My plan of posting throughout the day yesterday at the Wainhouse Summit went by the wayside when my laptop’s battery died and I was out of reach of an outlet.
I am taking in the final day of the Summit remotely via a Webcast from Glowpoint. The audio quality is excellent and the video is serviceable. Some of the slides aren’t coming through, but that’s only a minor annoyance.
Couple notes I’ve picked up so far:
David Isenberg on QoS as a means of improving IP video: “I am a big believer in throwing more bandwidth at it [the problem] rather than crapping up the middle of the network with QoS.”

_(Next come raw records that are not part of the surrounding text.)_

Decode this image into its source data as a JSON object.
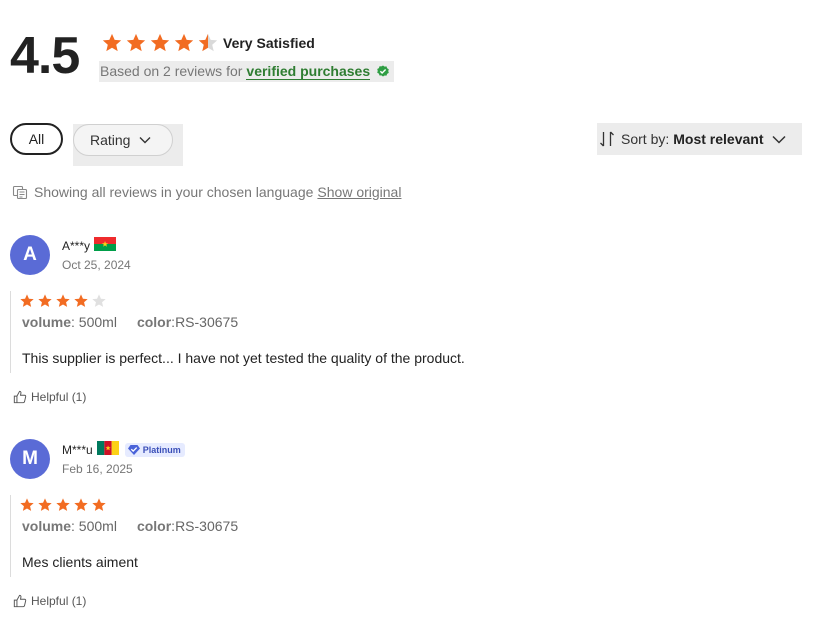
{
  "summary": {
    "score": "4.5",
    "stars": 4.5,
    "satisfaction_label": "Very Satisfied",
    "based_on_text": "Based on 2 reviews for",
    "verified_link": "verified purchases",
    "star_color": "#f26c22",
    "verified_color": "#2f7d32"
  },
  "filters": {
    "all_label": "All",
    "rating_label": "Rating",
    "sort_prefix": "Sort by:",
    "sort_value": "Most relevant"
  },
  "language_notice": {
    "text": "Showing all reviews in your chosen language",
    "link": "Show original"
  },
  "reviews": [
    {
      "initial": "A",
      "name": "A***y",
      "flag": "burkina-faso-flag",
      "date": "Oct 25, 2024",
      "stars": 4,
      "attrs": [
        {
          "key": "volume",
          "value": "500ml"
        },
        {
          "key": "color",
          "value": "RS-30675"
        }
      ],
      "text": "This supplier is perfect... I have not yet tested the quality of the product.",
      "helpful": "Helpful (1)"
    },
    {
      "initial": "M",
      "name": "M***u",
      "flag": "cameroon-flag",
      "badge": "Platinum",
      "date": "Feb 16, 2025",
      "stars": 5,
      "attrs": [
        {
          "key": "volume",
          "value": "500ml"
        },
        {
          "key": "color",
          "value": "RS-30675"
        }
      ],
      "text": "Mes clients aiment",
      "helpful": "Helpful (1)"
    }
  ],
  "avatar_color": "#5a6bd6"
}
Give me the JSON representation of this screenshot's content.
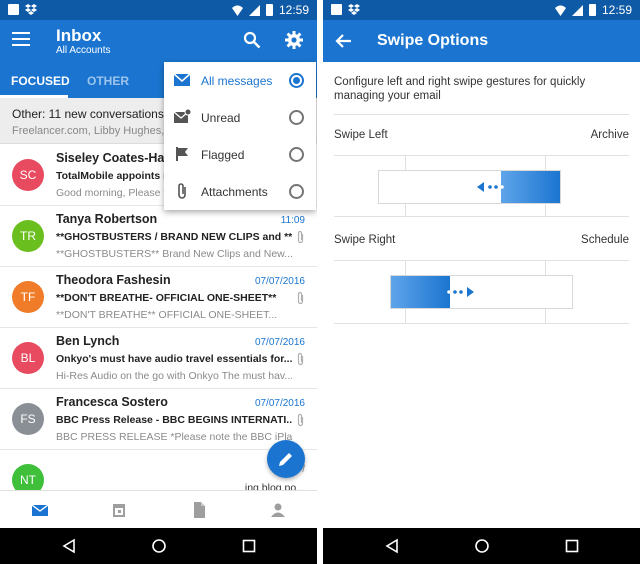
{
  "status_bar": {
    "time": "12:59"
  },
  "inbox_screen": {
    "title": "Inbox",
    "subtitle": "All Accounts",
    "tabs": [
      {
        "label": "FOCUSED",
        "selected": true
      },
      {
        "label": "OTHER",
        "selected": false
      }
    ],
    "other_banner": {
      "title": "Other: 11 new conversations",
      "senders": "Freelancer.com, Libby Hughes, A..."
    },
    "messages": [
      {
        "initials": "SC",
        "avatar_color": "#e84a5f",
        "sender": "Siseley Coates-Hardy",
        "date": "",
        "subject": "TotalMobile appoints ne...",
        "preview": "Good morning, Please fi...",
        "attachment": false
      },
      {
        "initials": "TR",
        "avatar_color": "#6abf1f",
        "sender": "Tanya Robertson",
        "date": "11:09",
        "subject": "**GHOSTBUSTERS / BRAND NEW CLIPS and **",
        "preview": "**GHOSTBUSTERS** Brand New Clips and New...",
        "attachment": true
      },
      {
        "initials": "TF",
        "avatar_color": "#f07c2a",
        "sender": "Theodora Fashesin",
        "date": "07/07/2016",
        "subject": "**DON'T BREATHE- OFFICIAL ONE-SHEET**",
        "preview": "**DON'T BREATHE** OFFICIAL ONE-SHEET...",
        "attachment": true
      },
      {
        "initials": "BL",
        "avatar_color": "#e84a5f",
        "sender": "Ben Lynch",
        "date": "07/07/2016",
        "subject": "Onkyo's must have audio travel essentials for...",
        "preview": "Hi-Res Audio on the go with Onkyo The must hav...",
        "attachment": true
      },
      {
        "initials": "FS",
        "avatar_color": "#8a8f96",
        "sender": "Francesca Sostero",
        "date": "07/07/2016",
        "subject": "BBC Press Release - BBC BEGINS INTERNATI...",
        "preview": "BBC PRESS RELEASE *Please note the BBC iPla...",
        "attachment": true
      },
      {
        "initials": "NT",
        "avatar_color": "#3fbf3a",
        "sender": "",
        "date": "07/",
        "subject": "ing blog po...",
        "preview": "",
        "attachment": false
      }
    ],
    "filter_menu": {
      "items": [
        {
          "label": "All messages",
          "icon": "all-mail-icon",
          "selected": true
        },
        {
          "label": "Unread",
          "icon": "unread-icon",
          "selected": false
        },
        {
          "label": "Flagged",
          "icon": "flag-icon",
          "selected": false
        },
        {
          "label": "Attachments",
          "icon": "paperclip-icon",
          "selected": false
        }
      ]
    },
    "bottom_nav": [
      "mail-icon",
      "calendar-icon",
      "files-icon",
      "people-icon"
    ]
  },
  "swipe_screen": {
    "title": "Swipe Options",
    "description": "Configure left and right swipe gestures for quickly managing your email",
    "swipe_left": {
      "label": "Swipe Left",
      "value": "Archive"
    },
    "swipe_right": {
      "label": "Swipe Right",
      "value": "Schedule"
    }
  },
  "colors": {
    "accent": "#1b75d0",
    "status_bar": "#0f5aa6"
  }
}
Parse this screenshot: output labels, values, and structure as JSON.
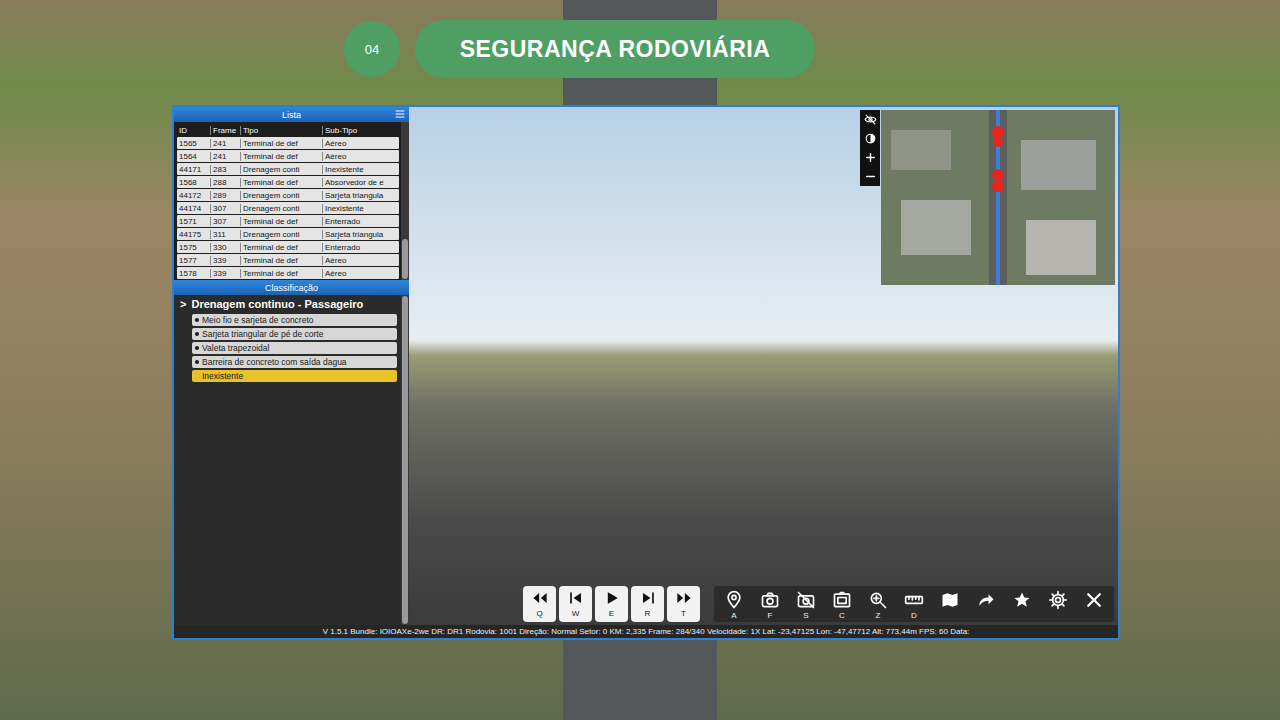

The number of institutions offering content for remote learning to K-12 students has grown exponentially over the past few years, according to Jan Zanetis, director of the Virtual School of Vanderbilt University. Zanetis said that 5 years ago, there were only a dozen or so museums offering up content. Today, the are some 300 historical groups, scientific organizations and museums serving up ready-made content for remote learning.
To promote the usefulness of videoconferencing back in 1994, Edgar Riozzi, a network consultant at The Hartford, dressed as Santa and sat in front of an endpoint connected over the network to a unit in the lobby of the building. When people strolled by, there were able to chat and see Santa.
Best definition for an acronym goes to Riozzi for explaining ISDN: “I still don’t know” what it means.
Another excellent quote from Wainhouse’s Andrew Davis, reacting the amount of hand-holding that goes on with setting up video calls for employees at Bristol Myers Squibb: “I find it depressing that people who are developing our next generation drugs cannot dial a 4-digit number.”